Responses that reference blobs (e.g. custom object search results) may expose an encrypted blob URI (Fernet) instead of the raw S3 key. The UI or client sends this token to a backend endpoint (e.g. blob-batch), which decrypts it, fetches from S3, and returns the bytes. This hides S3 keys and bucket details from the client and allows the backend to enforce access control and audit.

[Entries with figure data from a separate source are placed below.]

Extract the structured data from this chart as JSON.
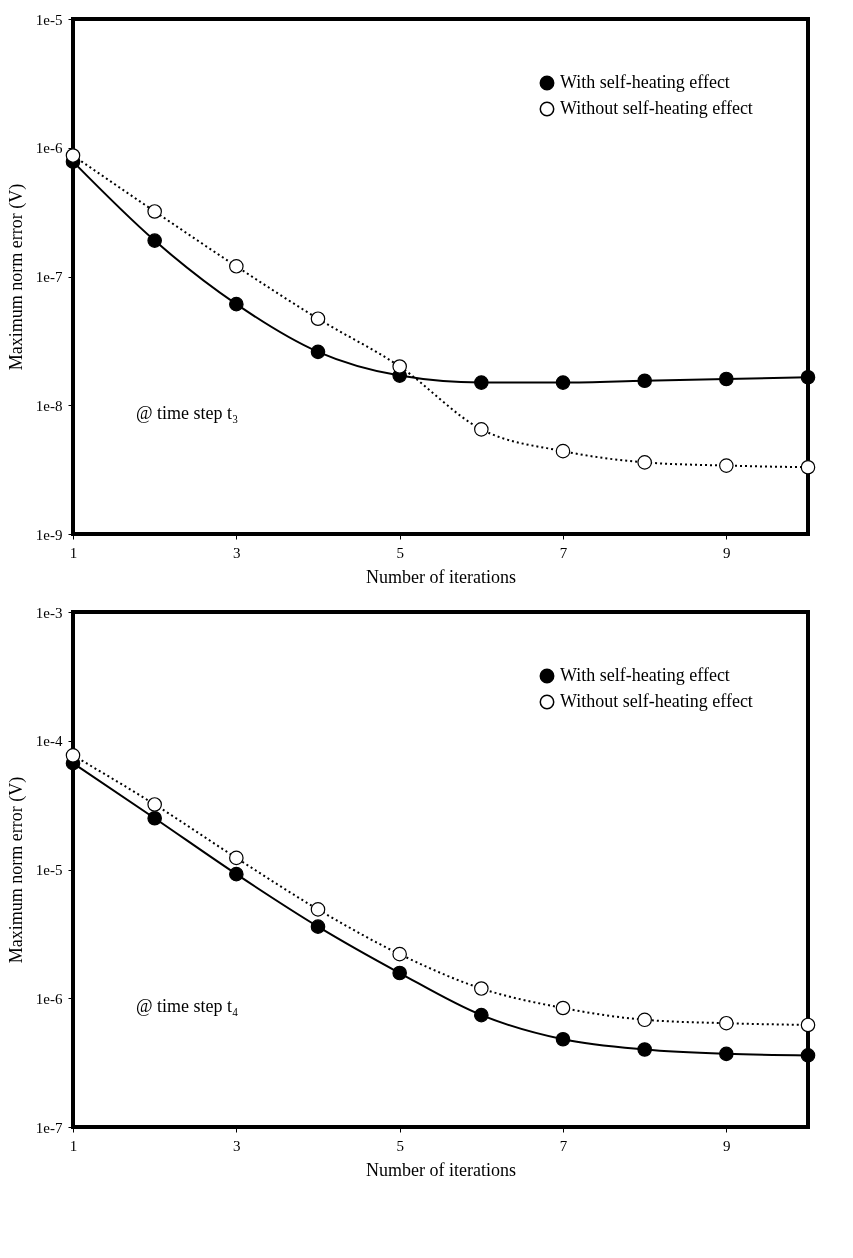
{
  "chart_data": [
    {
      "type": "line",
      "xlabel": "Number of iterations",
      "ylabel": "Maximum norm error (V)",
      "log": "y",
      "grid": false,
      "legend": "top right",
      "marker": "circle",
      "x": [
        1,
        2,
        3,
        4,
        5,
        6,
        7,
        8,
        9,
        10
      ],
      "xlim": [
        1,
        10
      ],
      "xticks": [
        1,
        3,
        5,
        7,
        9
      ],
      "ylim": [
        1e-09,
        1e-05
      ],
      "yticks": [
        {
          "value": 1e-09,
          "label": "1e-9"
        },
        {
          "value": 1e-08,
          "label": "1e-8"
        },
        {
          "value": 1e-07,
          "label": "1e-7"
        },
        {
          "value": 1e-06,
          "label": "1e-6"
        },
        {
          "value": 1e-05,
          "label": "1e-5"
        }
      ],
      "annotations": [
        "@ time step t₃"
      ],
      "series": [
        {
          "name": "With self-heating effect",
          "color": "#000000",
          "line_style": "solid",
          "values": [
            7.8e-07,
            1.9e-07,
            6.1e-08,
            2.6e-08,
            1.7e-08,
            1.5e-08,
            1.5e-08,
            1.55e-08,
            1.6e-08,
            1.65e-08
          ]
        },
        {
          "name": "Without self-heating effect",
          "color": "#000000",
          "line_style": "dotted",
          "values": [
            8.7e-07,
            3.2e-07,
            1.2e-07,
            4.7e-08,
            2e-08,
            6.5e-09,
            4.4e-09,
            3.6e-09,
            3.4e-09,
            3.3e-09
          ]
        }
      ]
    },
    {
      "type": "line",
      "xlabel": "Number of iterations",
      "ylabel": "Maximum norm error (V)",
      "log": "y",
      "grid": false,
      "legend": "top right",
      "marker": "circle",
      "x": [
        1,
        2,
        3,
        4,
        5,
        6,
        7,
        8,
        9,
        10
      ],
      "xlim": [
        1,
        10
      ],
      "xticks": [
        1,
        3,
        5,
        7,
        9
      ],
      "ylim": [
        1e-07,
        0.001
      ],
      "yticks": [
        {
          "value": 1e-07,
          "label": "1e-7"
        },
        {
          "value": 1e-06,
          "label": "1e-6"
        },
        {
          "value": 1e-05,
          "label": "1e-5"
        },
        {
          "value": 0.0001,
          "label": "1e-4"
        },
        {
          "value": 0.001,
          "label": "1e-3"
        }
      ],
      "annotations": [
        "@ time step t₄"
      ],
      "series": [
        {
          "name": "With self-heating effect",
          "color": "#000000",
          "line_style": "solid",
          "values": [
            6.7e-05,
            2.5e-05,
            9.2e-06,
            3.6e-06,
            1.57e-06,
            7.4e-07,
            4.8e-07,
            4e-07,
            3.7e-07,
            3.6e-07
          ]
        },
        {
          "name": "Without self-heating effect",
          "color": "#000000",
          "line_style": "dotted",
          "values": [
            7.7e-05,
            3.2e-05,
            1.23e-05,
            4.9e-06,
            2.2e-06,
            1.19e-06,
            8.4e-07,
            6.8e-07,
            6.4e-07,
            6.2e-07
          ]
        }
      ]
    }
  ]
}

Control worker: S3 cleanup on run_deleted

When a run is deleted, the backend writes the deletion to FDB and publishes run_deleted to the control-events topic. The control worker consumes it and deletes all S3 objects under that run’s prefix. So blob lifecycle is tied to run lifecycle; if the control worker is down or the event is lost, blobs can be orphaned. A periodic job (e.g. cleanup-orphan-s3 CronJob) can scan FDB for deletion tombstones and remove leftover S3 objects to avoid unbounded storage growth.

  • Frontier — Issues presigned URLs and publishes blob_ref.
  • Backend — Fetches blobs from S3 for API responses.
  • Workers — Control worker performs S3 cleanup; ingestion worker writes blob refs to FDB.
  • FoundationDB — Blob metadata and keys stored in FDB.